Three years later in Sweden, Tobias and Elin go on a camping trip for vacation. They bicker constantly throughout the trip. As night falls, the couple is unable to find the campground they had intended to stay at and, despite Elin's protests, Tobias sets up camp in a wooded area off the side of the road. In the early morning, Elin leaves the tent to urinate and is accosted by three people and a dog who resemble the nursery rhyme characters from Maja's music box: the jovial and sharply dressed leader Mog, the hulking and animalistic Sampo - who carries a dead white dog at all times, and the stoic, witchlike Cherry - who owns a vicious brown Staffordshire Bull Terrier. They torment Elin while Tobias watches from the tent, unsure of what to do, and eventually both are murdered.

Tobias and Elin inexplicably awaken again, with Elin having no memory of the previous events and Tobias chalking it up to being just a dream. When Elin leaves the tent, the two again encounter the strange trio and are again murdered. As the cycle repeats, Tobias begins to understand that they are trapped in a time loop and attempts various means of escape with each new cycle, only to be killed and awaken each time. Eventually, a loop starts in which Elin awakens with Tobias gone and encounters their wrecked car with Tobias nowhere to be found. Elin follows an enigmatic white cat and enters a building in which the three characters perform a shadow play for her; two parent rabbits have a child who dies, and the parent rabbits are subsequently driven apart by their grief.

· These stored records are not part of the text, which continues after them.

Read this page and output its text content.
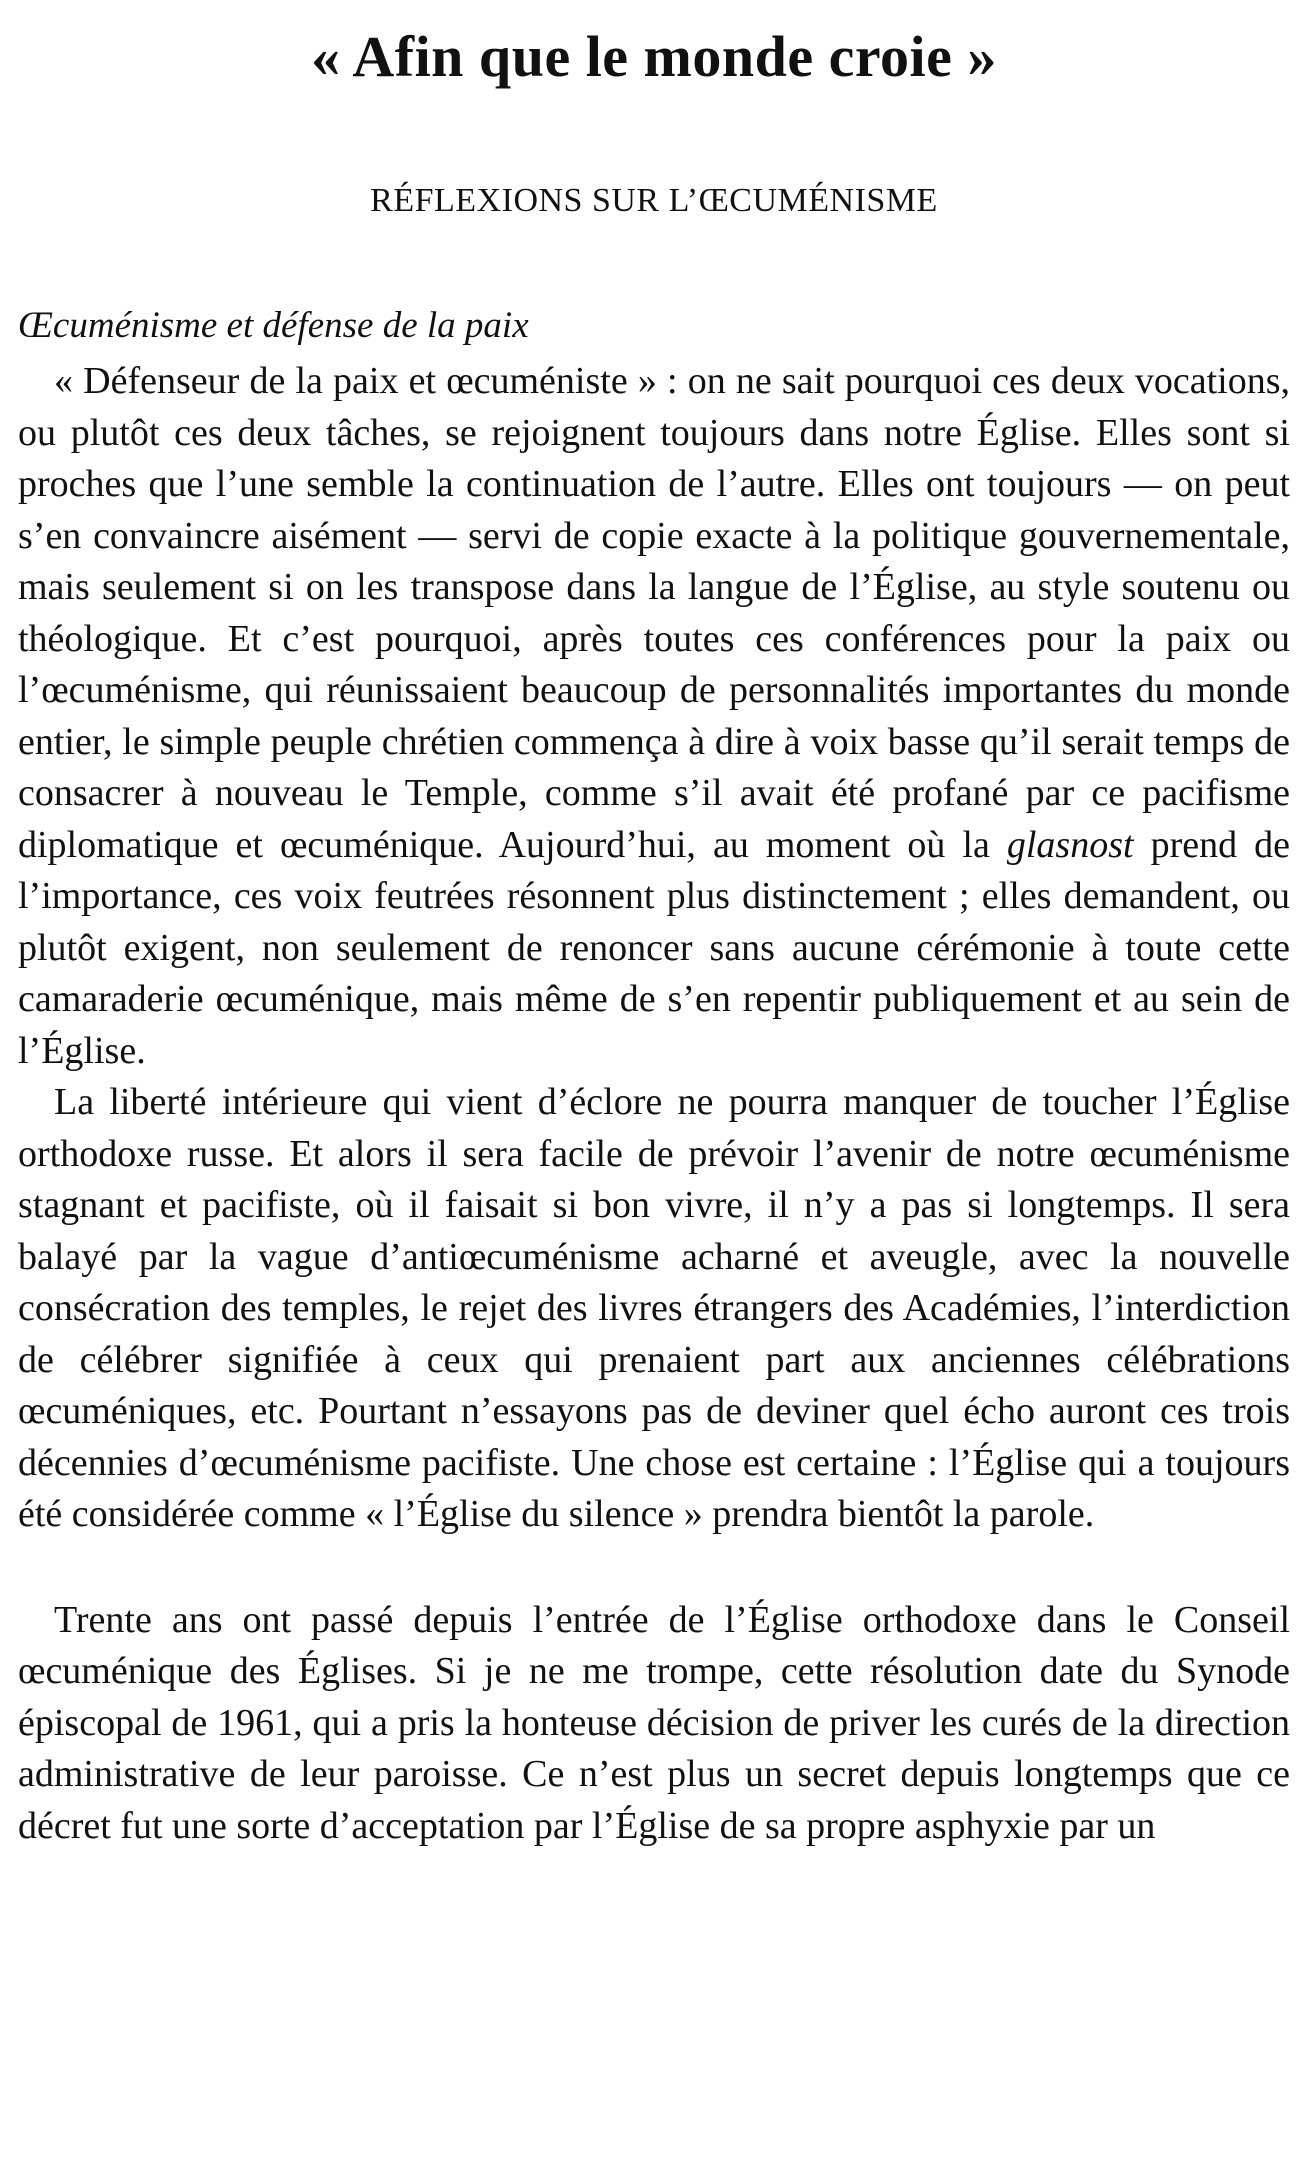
« Afin que le monde croie »
RÉFLEXIONS SUR L’ŒCUMÉNISME
Œcuménisme et défense de la paix

« Défenseur de la paix et œcuméniste » : on ne sait pourquoi ces deux vocations, ou plutôt ces deux tâches, se rejoignent toujours dans notre Église. Elles sont si proches que l’une semble la continuation de l’autre. Elles ont toujours — on peut s’en convaincre aisément — servi de copie exacte à la politique gouvernementale, mais seulement si on les transpose dans la langue de l’Église, au style soutenu ou théologique. Et c’est pourquoi, après toutes ces conférences pour la paix ou l’œcuménisme, qui réunissaient beaucoup de personnalités importantes du monde entier, le simple peuple chrétien commença à dire à voix basse qu’il serait temps de consacrer à nouveau le Temple, comme s’il avait été profané par ce pacifisme diplomatique et œcuménique. Aujourd’hui, au moment où la glasnost prend de l’importance, ces voix feutrées résonnent plus distinctement ; elles demandent, ou plutôt exigent, non seulement de renoncer sans aucune cérémonie à toute cette camaraderie œcuménique, mais même de s’en repentir publiquement et au sein de l’Église.

La liberté intérieure qui vient d’éclore ne pourra manquer de toucher l’Église orthodoxe russe. Et alors il sera facile de prévoir l’avenir de notre œcuménisme stagnant et pacifiste, où il faisait si bon vivre, il n’y a pas si longtemps. Il sera balayé par la vague d’antiœcuménisme acharné et aveugle, avec la nouvelle consécration des temples, le rejet des livres étrangers des Académies, l’interdiction de célébrer signifiée à ceux qui prenaient part aux anciennes célébrations œcuméniques, etc. Pourtant n’essayons pas de deviner quel écho auront ces trois décennies d’œcuménisme pacifiste. Une chose est certaine : l’Église qui a toujours été considérée comme « l’Église du silence » prendra bientôt la parole.

Trente ans ont passé depuis l’entrée de l’Église orthodoxe dans le Conseil œcuménique des Églises. Si je ne me trompe, cette résolution date du Synode épiscopal de 1961, qui a pris la honteuse décision de priver les curés de la direction administrative de leur paroisse. Ce n’est plus un secret depuis longtemps que ce décret fut une sorte d’acceptation par l’Église de sa propre asphyxie par un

As another loop starts, Tobias awakens in a panic and drags Elin to the car for another attempt at escape. They hit and kill a dog resembling the dead dog belonging to the trio and crash their car in a ditch. In their despair, Tobias and Elin comfort one another. Their fate is left ambiguous, but it is implied that through their love and acceptance of their mutual grief, they have escaped the time loop.

==Cast==
- Leif Edlund as Tobias
- Ylva Gallon as Elin
- Katarina Jakobson as Maja
- Peter Belli as Mog
- Morad Baloo Khatchadorian as Sampo
- Brandy Litmanen as Cherry

==Release==
Koko-di Koko-da was screened in the World Cinema Dramatic Competition section at the 2019 Sundance Film Festival.

==Reception==
===Critical response===
On review aggregator Rotten Tomatoes, Koko-di Koko-da holds an approval rating of , based on reviews, and an average rating of . Its consensus reads, "Using an effectively creepy setting and a beguilingly evasive approach, Koko-Di Koko-Da takes a chilling look at the long tail of grief."